Bay Ward will see growth of transit oriented development in areas such as Lincoln Fields where infrastructure already exists. The goal of the 15 minute walkable city is attainable if we do not create more urban sprawl. To have healthier urban growth, it needs to be within the current city boundaries.
I will work with Bay Ward communities to make sure that the intensification in our ward is done responsibly with transparency, resident participation and consultation.Councillor Theresa Kavanagh
City of Ottawa News Release – Ottawa’s population is expected to grow by 400,000 new residents by 2046. To meet the increase in housing demand, City Council approved a growth management strategy to expand Ottawa’s urban area by 1,281 hectares of new residential lands and to have 60 per cent of new dwellings be built in already developed areas by 2046. A decision on adding between 69 and 369 hectares of employment lands has been deferred until staff complete the required studies.
This balanced growth scenario will provide greater housing diversity within built-up areas, particularly near existing or planned transit hubs, along with sufficient housing supply outside the Greenbelt. This complements the City’s goal to expand the number of 15-minute neighbourhoods in Ottawa – communities where people can live without a car because daily needs are all within a 15-minute walk of home.

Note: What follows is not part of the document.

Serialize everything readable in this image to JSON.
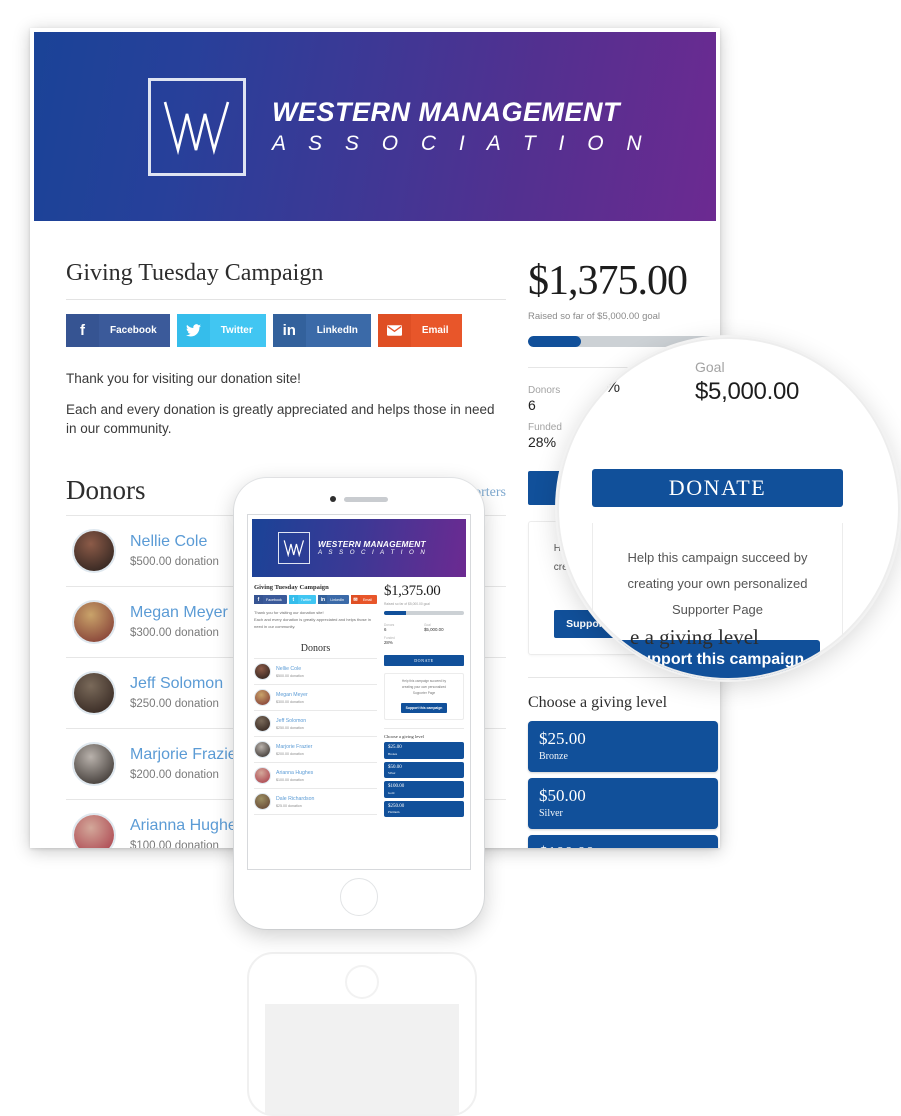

The strategy will inform the new Official Plan, which will guide development and growth in Ottawa until 2046.
To ensure protection for prime agricultural lands, the City would exclude from consideration any lands that are in an Agricultural Resource Area. Such lands could not be included as part of any expanded urban or village settlement area.
The approved growth management strategy will guide the policy framework for the new Official Plan to achieve Council approved targets to reduce emissions 100 per cent by 2050, as set out in the City’s Climate Change Master Plan. Staff will update the Energy Evolution model when the Draft Official Plan is tabled.